Whichever song it was, I'll Follow the Sun perhaps, maybe I've Just Seen a Face or, probably not but let's pretend, Yesterday, there's a good chance he'll play it next Saturday.

That's because McCartney's playing more Beatles material now than ever. His set's packed with it. Onstage for over three hours he'll play far more Beatles tunes than the Beatles did during their 28-minute New Zealand sets.

"The first thing I ever do when trying to choose the setlist is think, 'If I was going to this show, what would I want to see them do?'," he explains. "There's certain songs I wouldn't want to see the band leave out. Those start the list.
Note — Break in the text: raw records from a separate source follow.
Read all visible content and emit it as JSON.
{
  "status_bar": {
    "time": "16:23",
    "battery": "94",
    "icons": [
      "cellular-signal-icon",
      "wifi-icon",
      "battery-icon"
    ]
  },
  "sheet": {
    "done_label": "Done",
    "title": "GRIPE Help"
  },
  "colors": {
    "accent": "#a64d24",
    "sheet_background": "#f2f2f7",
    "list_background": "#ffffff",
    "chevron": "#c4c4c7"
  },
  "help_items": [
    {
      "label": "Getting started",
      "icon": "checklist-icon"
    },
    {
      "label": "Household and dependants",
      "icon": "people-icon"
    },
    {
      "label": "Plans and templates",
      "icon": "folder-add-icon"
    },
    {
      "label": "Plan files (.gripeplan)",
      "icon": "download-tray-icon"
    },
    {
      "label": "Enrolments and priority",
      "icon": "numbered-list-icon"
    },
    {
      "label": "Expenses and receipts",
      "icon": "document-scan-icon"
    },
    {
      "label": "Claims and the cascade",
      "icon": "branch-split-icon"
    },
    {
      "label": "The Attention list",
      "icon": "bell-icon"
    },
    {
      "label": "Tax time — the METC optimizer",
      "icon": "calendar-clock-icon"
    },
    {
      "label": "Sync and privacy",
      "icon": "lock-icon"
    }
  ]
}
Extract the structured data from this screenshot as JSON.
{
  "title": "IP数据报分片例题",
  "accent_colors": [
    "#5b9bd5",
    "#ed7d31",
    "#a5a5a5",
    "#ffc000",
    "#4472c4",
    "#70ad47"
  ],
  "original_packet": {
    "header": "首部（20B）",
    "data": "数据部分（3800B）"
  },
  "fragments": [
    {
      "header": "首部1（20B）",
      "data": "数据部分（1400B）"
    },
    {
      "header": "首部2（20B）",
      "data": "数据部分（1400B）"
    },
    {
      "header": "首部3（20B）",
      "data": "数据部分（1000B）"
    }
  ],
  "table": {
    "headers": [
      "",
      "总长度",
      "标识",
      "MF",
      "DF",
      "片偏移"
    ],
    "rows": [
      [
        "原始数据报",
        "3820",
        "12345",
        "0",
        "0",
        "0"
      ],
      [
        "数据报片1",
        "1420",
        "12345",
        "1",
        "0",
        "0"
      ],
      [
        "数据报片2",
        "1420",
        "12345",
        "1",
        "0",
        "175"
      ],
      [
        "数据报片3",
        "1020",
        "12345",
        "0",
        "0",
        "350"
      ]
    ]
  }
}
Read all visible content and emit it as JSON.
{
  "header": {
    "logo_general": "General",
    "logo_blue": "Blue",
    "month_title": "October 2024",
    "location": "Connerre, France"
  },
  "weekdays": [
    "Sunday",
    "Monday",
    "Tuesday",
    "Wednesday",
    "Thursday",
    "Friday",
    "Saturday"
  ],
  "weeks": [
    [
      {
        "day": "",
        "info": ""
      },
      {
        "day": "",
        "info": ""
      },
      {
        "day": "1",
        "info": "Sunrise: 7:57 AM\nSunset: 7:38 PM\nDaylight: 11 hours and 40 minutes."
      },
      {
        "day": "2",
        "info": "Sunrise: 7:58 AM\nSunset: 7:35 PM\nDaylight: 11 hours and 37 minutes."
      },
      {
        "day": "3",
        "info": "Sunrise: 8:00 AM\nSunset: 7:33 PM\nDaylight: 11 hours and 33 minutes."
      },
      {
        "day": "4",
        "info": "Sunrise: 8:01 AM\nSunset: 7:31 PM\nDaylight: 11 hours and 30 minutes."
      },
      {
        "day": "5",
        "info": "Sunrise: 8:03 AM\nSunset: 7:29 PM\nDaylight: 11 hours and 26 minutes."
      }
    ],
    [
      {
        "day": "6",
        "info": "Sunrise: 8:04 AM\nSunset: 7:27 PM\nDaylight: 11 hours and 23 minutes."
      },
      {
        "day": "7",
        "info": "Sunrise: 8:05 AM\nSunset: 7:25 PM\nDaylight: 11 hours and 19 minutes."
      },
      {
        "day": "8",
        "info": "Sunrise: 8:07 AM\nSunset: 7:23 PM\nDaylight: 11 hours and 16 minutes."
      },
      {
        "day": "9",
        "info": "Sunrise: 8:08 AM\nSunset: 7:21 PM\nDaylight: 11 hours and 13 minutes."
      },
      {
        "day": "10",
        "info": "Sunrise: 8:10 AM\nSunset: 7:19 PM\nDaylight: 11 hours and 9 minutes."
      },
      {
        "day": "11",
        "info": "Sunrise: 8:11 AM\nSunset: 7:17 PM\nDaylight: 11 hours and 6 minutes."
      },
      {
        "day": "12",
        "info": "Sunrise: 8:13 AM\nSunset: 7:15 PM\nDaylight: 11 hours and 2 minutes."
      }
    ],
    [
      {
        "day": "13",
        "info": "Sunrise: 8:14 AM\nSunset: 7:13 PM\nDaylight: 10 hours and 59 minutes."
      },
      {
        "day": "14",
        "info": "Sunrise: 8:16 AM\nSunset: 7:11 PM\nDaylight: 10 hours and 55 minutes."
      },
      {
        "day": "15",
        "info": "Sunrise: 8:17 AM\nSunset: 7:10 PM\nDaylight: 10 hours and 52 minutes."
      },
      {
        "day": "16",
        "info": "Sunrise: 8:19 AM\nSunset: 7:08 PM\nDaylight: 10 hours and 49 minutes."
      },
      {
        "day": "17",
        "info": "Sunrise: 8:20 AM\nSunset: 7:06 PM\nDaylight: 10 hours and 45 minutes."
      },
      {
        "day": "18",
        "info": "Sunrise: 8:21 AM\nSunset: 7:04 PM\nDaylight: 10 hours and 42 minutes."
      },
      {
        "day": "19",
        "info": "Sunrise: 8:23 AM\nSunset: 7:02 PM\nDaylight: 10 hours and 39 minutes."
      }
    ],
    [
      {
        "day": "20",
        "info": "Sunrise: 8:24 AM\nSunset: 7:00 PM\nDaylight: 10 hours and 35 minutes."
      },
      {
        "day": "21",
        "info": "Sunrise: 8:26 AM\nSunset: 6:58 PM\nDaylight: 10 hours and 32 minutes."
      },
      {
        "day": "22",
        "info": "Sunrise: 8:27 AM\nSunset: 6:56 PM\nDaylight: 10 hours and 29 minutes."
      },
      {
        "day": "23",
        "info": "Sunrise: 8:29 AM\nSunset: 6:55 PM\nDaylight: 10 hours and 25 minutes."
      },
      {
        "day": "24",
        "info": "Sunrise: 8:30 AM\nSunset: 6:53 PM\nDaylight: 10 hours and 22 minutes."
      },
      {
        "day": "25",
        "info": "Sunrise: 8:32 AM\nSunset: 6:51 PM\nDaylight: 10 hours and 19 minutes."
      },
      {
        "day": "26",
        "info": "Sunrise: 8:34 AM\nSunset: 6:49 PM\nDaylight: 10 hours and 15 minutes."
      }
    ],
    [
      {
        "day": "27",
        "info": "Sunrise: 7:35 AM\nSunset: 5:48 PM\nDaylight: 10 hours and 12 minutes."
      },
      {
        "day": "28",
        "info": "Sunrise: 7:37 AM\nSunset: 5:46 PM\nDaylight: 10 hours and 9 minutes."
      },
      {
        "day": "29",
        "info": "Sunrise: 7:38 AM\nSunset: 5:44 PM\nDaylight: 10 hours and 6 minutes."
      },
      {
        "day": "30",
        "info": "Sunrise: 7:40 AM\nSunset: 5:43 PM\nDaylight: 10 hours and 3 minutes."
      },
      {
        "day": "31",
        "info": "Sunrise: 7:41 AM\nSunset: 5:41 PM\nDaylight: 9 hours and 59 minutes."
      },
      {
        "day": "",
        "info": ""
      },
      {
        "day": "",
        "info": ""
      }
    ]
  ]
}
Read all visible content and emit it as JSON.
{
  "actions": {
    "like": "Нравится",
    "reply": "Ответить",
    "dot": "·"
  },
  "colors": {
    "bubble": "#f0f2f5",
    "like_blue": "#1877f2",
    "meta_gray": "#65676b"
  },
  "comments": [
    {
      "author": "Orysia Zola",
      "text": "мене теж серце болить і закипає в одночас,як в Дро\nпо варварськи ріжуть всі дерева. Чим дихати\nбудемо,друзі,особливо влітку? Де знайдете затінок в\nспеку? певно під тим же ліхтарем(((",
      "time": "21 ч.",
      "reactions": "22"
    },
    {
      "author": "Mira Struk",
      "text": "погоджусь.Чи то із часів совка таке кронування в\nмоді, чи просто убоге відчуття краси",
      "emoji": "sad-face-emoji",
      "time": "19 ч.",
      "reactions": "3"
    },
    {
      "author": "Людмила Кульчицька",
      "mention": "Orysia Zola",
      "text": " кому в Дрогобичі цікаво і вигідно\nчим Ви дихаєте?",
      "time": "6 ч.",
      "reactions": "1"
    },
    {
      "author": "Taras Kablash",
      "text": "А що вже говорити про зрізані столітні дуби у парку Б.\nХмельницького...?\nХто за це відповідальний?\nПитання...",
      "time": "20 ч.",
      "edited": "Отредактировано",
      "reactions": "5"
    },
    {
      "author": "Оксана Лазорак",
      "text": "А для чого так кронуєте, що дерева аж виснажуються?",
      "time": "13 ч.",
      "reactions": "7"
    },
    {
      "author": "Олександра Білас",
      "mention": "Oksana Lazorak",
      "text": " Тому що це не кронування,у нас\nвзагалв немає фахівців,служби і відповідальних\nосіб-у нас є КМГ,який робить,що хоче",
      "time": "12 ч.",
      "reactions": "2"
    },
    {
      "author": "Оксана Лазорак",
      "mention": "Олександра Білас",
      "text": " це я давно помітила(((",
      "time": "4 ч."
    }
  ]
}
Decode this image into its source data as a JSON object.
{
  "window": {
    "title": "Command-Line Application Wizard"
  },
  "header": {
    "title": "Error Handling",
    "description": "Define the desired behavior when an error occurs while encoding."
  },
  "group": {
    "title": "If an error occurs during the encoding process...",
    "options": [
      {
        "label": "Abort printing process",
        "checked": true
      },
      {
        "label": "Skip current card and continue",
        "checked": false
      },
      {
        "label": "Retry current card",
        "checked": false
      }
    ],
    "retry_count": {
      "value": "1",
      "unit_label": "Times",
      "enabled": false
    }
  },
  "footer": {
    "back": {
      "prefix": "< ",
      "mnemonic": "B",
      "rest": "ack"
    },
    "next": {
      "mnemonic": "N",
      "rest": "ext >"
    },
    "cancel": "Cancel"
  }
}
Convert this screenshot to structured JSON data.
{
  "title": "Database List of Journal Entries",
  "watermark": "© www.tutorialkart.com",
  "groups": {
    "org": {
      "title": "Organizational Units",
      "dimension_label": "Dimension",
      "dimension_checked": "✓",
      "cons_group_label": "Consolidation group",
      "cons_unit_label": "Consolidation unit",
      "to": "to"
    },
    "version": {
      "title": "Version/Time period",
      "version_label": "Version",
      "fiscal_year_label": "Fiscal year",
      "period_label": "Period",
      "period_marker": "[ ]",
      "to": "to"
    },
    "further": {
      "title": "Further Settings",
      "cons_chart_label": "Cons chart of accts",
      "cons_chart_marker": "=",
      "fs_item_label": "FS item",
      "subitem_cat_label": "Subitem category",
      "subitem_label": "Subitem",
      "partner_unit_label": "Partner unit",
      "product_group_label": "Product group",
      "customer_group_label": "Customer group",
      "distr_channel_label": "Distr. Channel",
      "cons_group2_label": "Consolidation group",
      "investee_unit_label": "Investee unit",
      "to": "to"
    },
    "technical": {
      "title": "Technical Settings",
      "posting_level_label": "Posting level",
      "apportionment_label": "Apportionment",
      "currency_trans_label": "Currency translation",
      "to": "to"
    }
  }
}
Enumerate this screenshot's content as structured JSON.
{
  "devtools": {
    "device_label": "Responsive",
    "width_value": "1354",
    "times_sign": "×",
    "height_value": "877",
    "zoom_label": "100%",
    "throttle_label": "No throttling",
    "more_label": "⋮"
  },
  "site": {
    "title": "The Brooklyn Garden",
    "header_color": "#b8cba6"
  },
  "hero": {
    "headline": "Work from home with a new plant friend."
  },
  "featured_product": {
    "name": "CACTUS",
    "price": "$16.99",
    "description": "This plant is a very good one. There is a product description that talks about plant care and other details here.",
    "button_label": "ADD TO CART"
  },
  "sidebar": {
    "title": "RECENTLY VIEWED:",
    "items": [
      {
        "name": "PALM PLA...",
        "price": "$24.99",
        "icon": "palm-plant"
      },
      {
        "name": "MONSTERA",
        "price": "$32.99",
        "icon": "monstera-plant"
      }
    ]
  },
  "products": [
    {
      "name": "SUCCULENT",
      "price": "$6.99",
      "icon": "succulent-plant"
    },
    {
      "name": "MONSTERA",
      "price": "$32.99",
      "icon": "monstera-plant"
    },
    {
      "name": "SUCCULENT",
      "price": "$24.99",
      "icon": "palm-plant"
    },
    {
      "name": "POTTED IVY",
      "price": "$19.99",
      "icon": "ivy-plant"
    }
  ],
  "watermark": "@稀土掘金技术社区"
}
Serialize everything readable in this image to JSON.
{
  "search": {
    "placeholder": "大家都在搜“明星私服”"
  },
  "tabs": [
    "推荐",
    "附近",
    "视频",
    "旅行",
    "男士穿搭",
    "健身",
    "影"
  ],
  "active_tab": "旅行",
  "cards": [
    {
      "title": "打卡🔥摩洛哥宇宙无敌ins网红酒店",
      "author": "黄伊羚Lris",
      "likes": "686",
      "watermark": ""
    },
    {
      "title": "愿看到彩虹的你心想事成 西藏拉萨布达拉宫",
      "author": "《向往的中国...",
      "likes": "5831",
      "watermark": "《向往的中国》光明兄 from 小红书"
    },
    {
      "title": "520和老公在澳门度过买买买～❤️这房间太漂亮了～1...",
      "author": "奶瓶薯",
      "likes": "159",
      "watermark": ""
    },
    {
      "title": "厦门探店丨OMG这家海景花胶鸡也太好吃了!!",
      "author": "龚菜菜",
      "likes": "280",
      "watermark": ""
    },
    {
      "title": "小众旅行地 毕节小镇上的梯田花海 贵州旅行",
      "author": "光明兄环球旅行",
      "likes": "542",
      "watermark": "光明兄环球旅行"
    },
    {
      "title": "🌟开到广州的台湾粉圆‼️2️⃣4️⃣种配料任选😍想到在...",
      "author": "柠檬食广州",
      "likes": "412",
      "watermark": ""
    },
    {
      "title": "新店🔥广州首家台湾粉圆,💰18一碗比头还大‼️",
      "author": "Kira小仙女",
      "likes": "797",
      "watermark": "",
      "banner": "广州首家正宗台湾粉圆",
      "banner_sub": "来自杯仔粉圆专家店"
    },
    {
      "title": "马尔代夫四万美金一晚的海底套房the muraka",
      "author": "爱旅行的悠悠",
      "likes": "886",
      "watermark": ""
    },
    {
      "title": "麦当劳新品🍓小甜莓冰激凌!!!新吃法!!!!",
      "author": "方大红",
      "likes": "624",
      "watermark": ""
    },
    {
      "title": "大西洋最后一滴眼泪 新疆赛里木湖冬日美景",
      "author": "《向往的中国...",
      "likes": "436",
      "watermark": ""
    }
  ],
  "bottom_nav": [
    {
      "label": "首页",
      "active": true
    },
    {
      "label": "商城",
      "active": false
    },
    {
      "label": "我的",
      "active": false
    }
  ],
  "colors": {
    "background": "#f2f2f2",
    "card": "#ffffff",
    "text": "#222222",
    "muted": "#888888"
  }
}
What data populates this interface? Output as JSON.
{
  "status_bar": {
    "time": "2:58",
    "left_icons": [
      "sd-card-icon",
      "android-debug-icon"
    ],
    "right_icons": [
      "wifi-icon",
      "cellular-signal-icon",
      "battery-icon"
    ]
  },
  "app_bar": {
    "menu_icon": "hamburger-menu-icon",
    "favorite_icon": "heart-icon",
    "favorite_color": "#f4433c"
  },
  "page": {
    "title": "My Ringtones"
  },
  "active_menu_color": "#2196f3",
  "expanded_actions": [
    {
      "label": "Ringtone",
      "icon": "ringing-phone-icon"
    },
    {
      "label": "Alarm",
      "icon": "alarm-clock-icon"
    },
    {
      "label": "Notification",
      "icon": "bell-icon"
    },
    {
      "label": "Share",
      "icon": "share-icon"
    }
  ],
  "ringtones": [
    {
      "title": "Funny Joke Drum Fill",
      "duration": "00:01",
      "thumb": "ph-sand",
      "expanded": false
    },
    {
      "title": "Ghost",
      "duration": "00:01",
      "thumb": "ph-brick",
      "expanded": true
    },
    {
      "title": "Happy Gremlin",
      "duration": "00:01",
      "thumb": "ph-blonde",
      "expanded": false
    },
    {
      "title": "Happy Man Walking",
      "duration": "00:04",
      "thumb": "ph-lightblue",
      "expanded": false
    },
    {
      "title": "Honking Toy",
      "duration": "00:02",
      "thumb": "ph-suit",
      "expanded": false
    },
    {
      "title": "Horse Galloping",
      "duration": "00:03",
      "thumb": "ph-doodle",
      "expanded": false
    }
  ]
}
Then you go on from there.

"Sometimes I'll hear something over the radio and think, 'Oh, I'd love to do that,' so we'll take it into rehearsal and learn it up."

Then, a surprise confession.

"Sometimes it's a bit daunting because in the early days of recording, you know with The Beatles, sometimes I wouldn't put the bass part on 'til we'd done the song. That enabled me to get quite complex with the bass lines."

Because The Beatles had retired from touring this was never a problem. Until now...

"When it came to do it live it was like, 'Oh my God. I've really set myself a problem'. I've got this complicated bass line and I've got to sing this song that's going in a completely different direction. It's one of those co-ordination things. There are a few that I've got to concentrate. They're quite hard to do, particularly the ones with the crazy bass lines. But it's good to have a challenge. I wouldn't like to be phoning it in."

He says sometimes he fluffs it, "that used to really panic me, the shame of it all", but nowadays he'll just stop the band and restart.

"It proves we're live," he says. "The funny thing is, the audience like it. It gives them a special memory, 'remember when they blew it?'."

That audience connection is the thing he's enjoying the most.

"There may be thousands of people there but there's something about the show which feels like I'm talking to you directly," he says. "It's me and you."

Coming from anyone else, it'd be easy to be sceptical, but when the guy who has written some of the world's sincerest love songs says it, you believe him.

"Why I write about love, I think it's a great feeling. It's a universal feeling. That's the one thing that ties everybody on this planet together. Whether you're single, married, young, old, life involves love in one way or another. It's a very special thing.

"Sometimes I think I don't want to get too soppy, I don't want to get too corny, but I do like the subject so much that I find myself returning to it."

His car's pulled into the stadium now and the singer's got to sing a song. He genuinely wants you all to sing along. We'll get our chance next weekend. I can't wait.

"Great, man," he enthuses. "I know we're gonna have some fun."

Then Paul McCartney, one of the world's greatest musicians, reassures me by saying, "I'm practising!"